La nave che mai partì

Il flop dell'editoria e del suo indotto nella capitale del Mezzogiorno

 di Anna Petrazzuolo

 

La decisione di Elisabetta Sgarbi di lasciare la direzione editoriale della Bompiani per fondare un proprio marchio, ha negli ultimi giorni alimentato molte chiacchiere e qualche riflessione. I critici di fede nominalista hanno pensato che andasse subito sottolineato il paradosso implicito, secondo il mito, nella vicenda della nave (sempre uguale a se stessa o diversa?) che salpò al comando di Teseo, l’eroe simbolo della vittoria della ragione sull’irrazionalità bestiale del Minotauro. Attingere alla mitologia, sempre carica di spunti per inanellare metafore e lanciarsi nell’ermeneutica, non deve però oscurare le altre interpretazioni possibili e gli altri significati presenti sopra e sotto la traccia degli eventi. Val la pena, allora, ricordare che La nave di Teseo è il titolo dello stranissimo romanzo che Jeffrey Jacob Abrams ha pubblicato nel 2014 e che in Italia è stato tradotto da Rizzoli Lizard. Lui – giusto per inquadrarlo compiutamente – è il creatore della serie televisiva Alias e il co-autore di Lost; ha diretto il film Mission: Impossible III, la versione cinematografica di Star Trek e Super 8. Insomma, un asso della fantascienza, un visionario di grande successo. Il libro (lo si può in parte vedere qui) è un oggetto anch’esso da fantascienza, a più dimensioni, stampato su carta antichizzata ad arte, ricco di note, immagini, scritte a margine e reperti che il lettore trova infilati tra le pagine (una cartolina dal Brasile, una mappa, un foglio dattiloscritto, una lettera).

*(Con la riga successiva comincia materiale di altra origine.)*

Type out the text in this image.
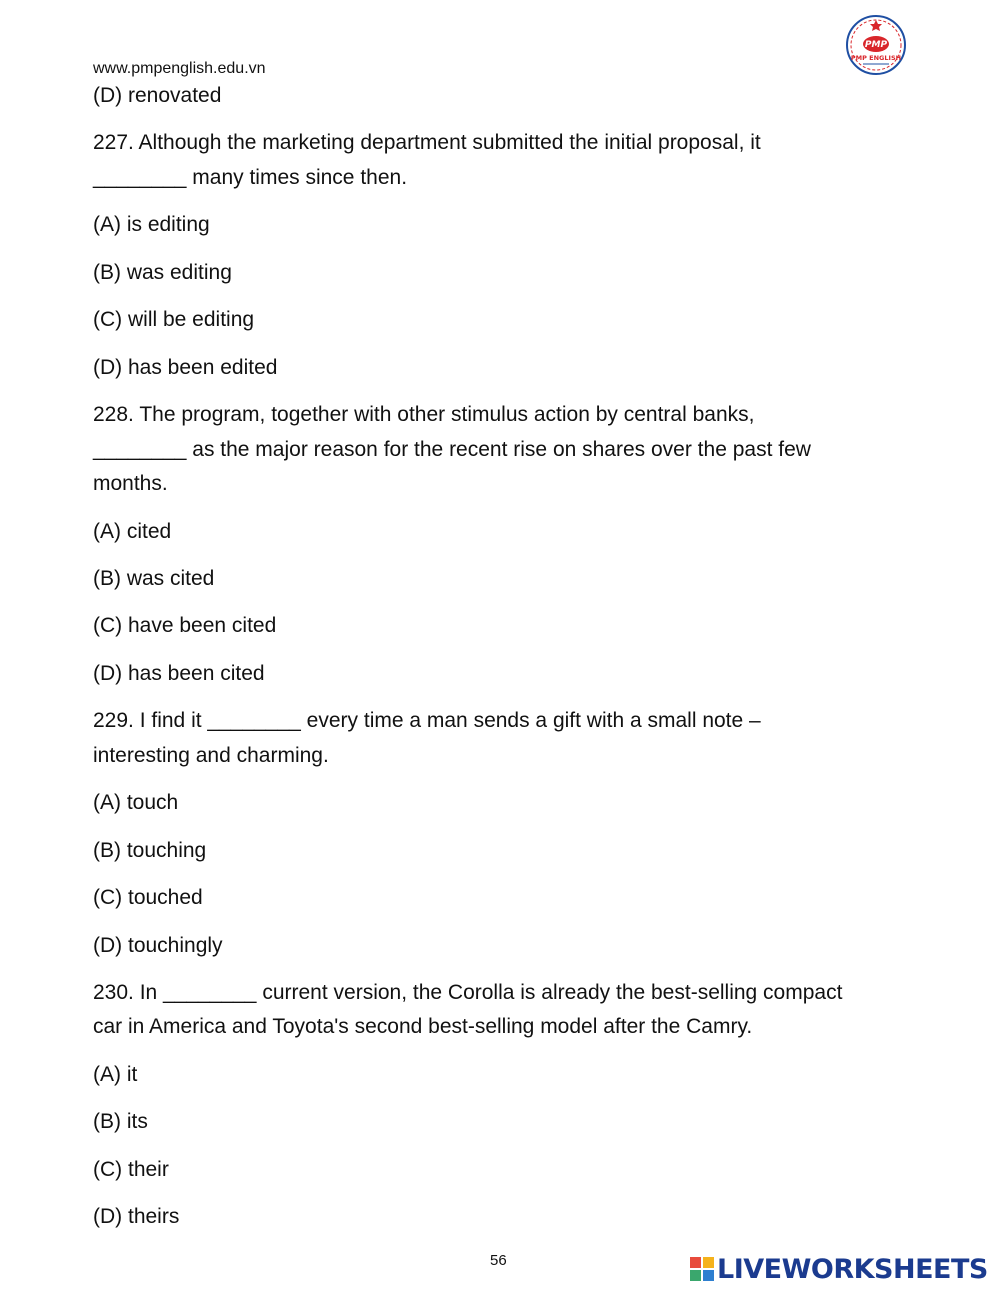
www.pmpenglish.edu.vn
PMP
PMP ENGLISH
(D) renovated
227. Although the marketing department submitted the initial proposal, it
________ many times since then.
(A) is editing
(B) was editing
(C) will be editing
(D) has been edited
228. The program, together with other stimulus action by central banks,
________ as the major reason for the recent rise on shares over the past few
months.
(A) cited
(B) was cited
(C) have been cited
(D) has been cited
229. I find it ________ every time a man sends a gift with a small note –
interesting and charming.
(A) touch
(B) touching
(C) touched
(D) touchingly
230. In ________ current version, the Corolla is already the best-selling compact
car in America and Toyota's second best-selling model after the Camry.
(A) it
(B) its
(C) their
(D) theirs
56	LIVEWORKSHEETS
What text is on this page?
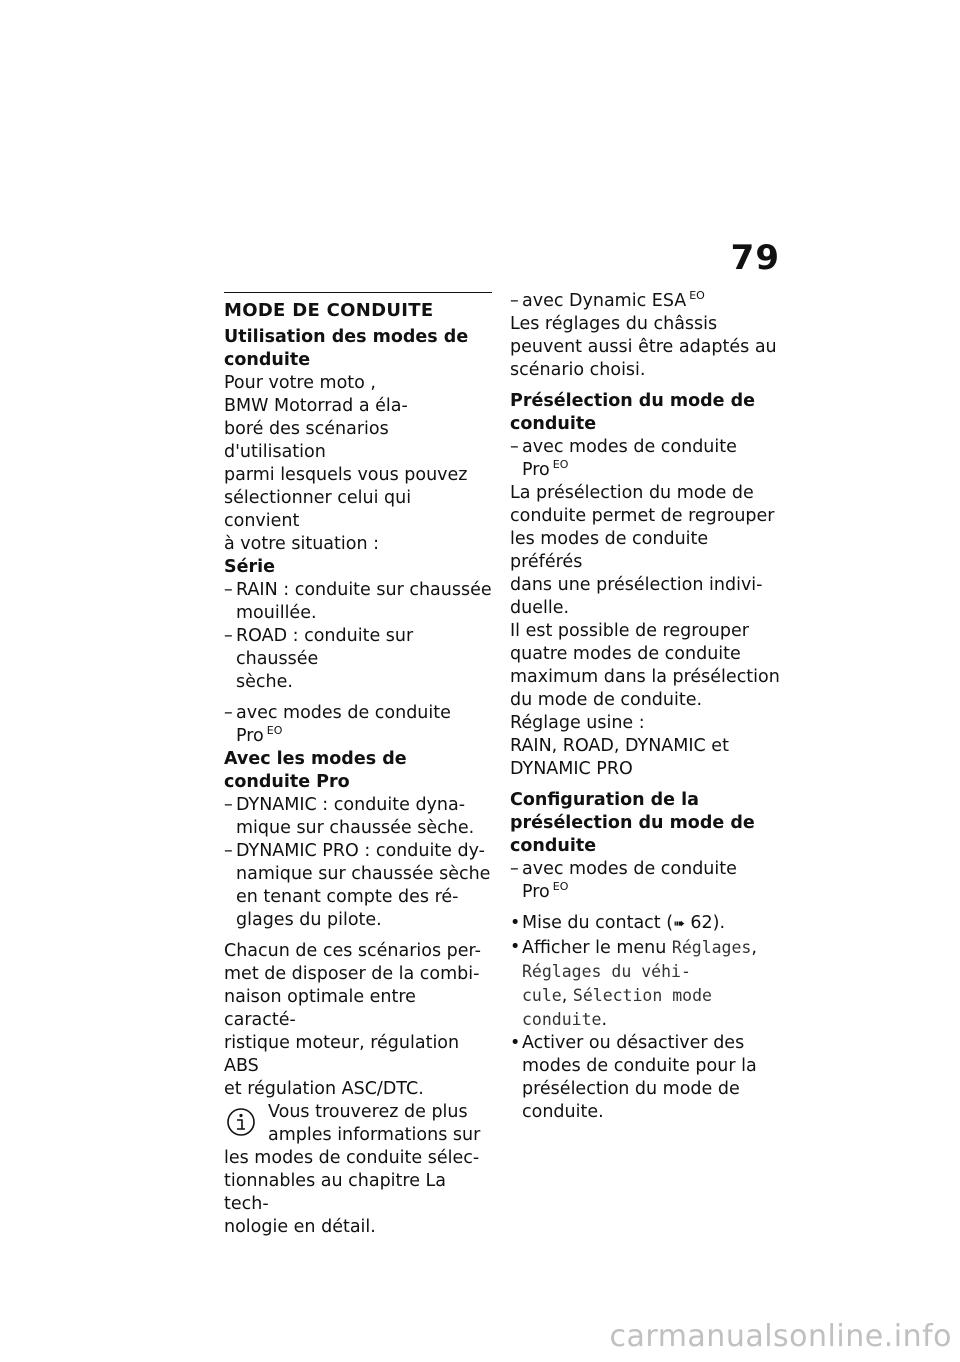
79
MODE DE CONDUITE
Utilisation des modes de conduite
Pour votre moto ,
BMW Motorrad a éla-
boré des scénarios d'utilisation
parmi lesquels vous pouvez
sélectionner celui qui convient
à votre situation :
Série
– RAIN : conduite sur chaussée
mouillée.
– ROAD : conduite sur chaussée
sèche.
– avec modes de conduite
Pro $^{EO}$
Avec les modes de conduite Pro
– DYNAMIC : conduite dyna-
mique sur chaussée sèche.
– DYNAMIC PRO : conduite dy-
namique sur chaussée sèche
en tenant compte des ré-
glages du pilote.
Chacun de ces scénarios per-
met de disposer de la combi-
naison optimale entre caracté-
ristique moteur, régulation ABS
et régulation ASC/DTC.
Vous trouverez de plus
amples informations sur
les modes de conduite sélec-
tionnables au chapitre La tech-
nologie en détail.
– avec Dynamic ESA $^{EO}$
Les réglages du châssis
peuvent aussi être adaptés au
scénario choisi.
Présélection du mode de
conduite
– avec modes de conduite
Pro $^{EO}$
La présélection du mode de
conduite permet de regrouper
les modes de conduite préférés
dans une présélection indivi-
duelle.
Il est possible de regrouper
quatre modes de conduite
maximum dans la présélection
du mode de conduite.
Réglage usine :
RAIN, ROAD, DYNAMIC et
DYNAMIC PRO
Configuration de la
présélection du mode de
conduite
– avec modes de conduite
Pro $^{EO}$
• Mise du contact (➠ 62).
• Afficher le menu Réglages,
Réglages du véhi-
cule, Sélection mode
conduite.
• Activer ou désactiver des
modes de conduite pour la
présélection du mode de
conduite.
carmanualsonline.info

Per farla breve, uno stupefacente intreccio di metascrittura e intertestualità, proprio i due cardini su cui si regge e si destreggia da sempre la narrativa di Umberto Eco, tra i soci più entusiasti della Sgarbi imprenditrice e suo sostenitore sin dal primo momento. Coincidenze, si dirà.

 

Altri, dell’audace impresa, hanno voluto rimarcare soprattutto i contorni geografici per dire che il varo di una siffatta nave dotata di cotanto equipaggio, poteva avvenire soltanto nel profondo Nord. La “prova del 9” di tale tesi sarebbe rappresentata dal caso di Napoli (e della Campania tutta), dove di fatto storicamente manca un grande editore. Di piccoli, invece, ve ne sono a bizzeffe ed è sintomatico che nessuno di loro abbia in queste ore risposto a quella che voleva forse essere una provocazione, uno spintone per scuotere il corpo irrigidito (cfr. rigor mortis) dell’editoria partenopea. E non si tratta semplicemente di capitali da investire, impossibili da reperire. A Napoli - che è la mia città - manca una visione in grande del lavoro editoriale, manca l’idea del lavoro editoriale come comparto produttivo da costruire e far crescere sul presupposto di professionalità ben precise e l’una distinta dall’altra ma l’una al fianco dell’altra all’interno di quel magnifico laboratorio di idee e creatività che è la Redazione. A Napoli le case editrici pullulano di figure ibride che si muovono in limine e che fanno “un po’ di tutto” (espressione che ha un’accezione positiva solo se ci si trova davanti a un succulento buffet). A costoro va ricordato che improvvisarsi è dannoso, improduttivo. A Napoli anche il direttore editoriale - ove ne sia contemplata la presenza - è in genere una figura confusa che non possiede una preparazione specifica né la stoffa del capitano d’impresa; l’unico fiuto che possa vantare è quello per il proprio minuscolo particulare. Tanto provincialismo si è, alla fine, abbattuto su via Port’Alba, che a Napoli per tradizione è la strada dei libri, asse portante di un tempo e decaduta oggi per effetto della gravità. Coincidenze, si dirà.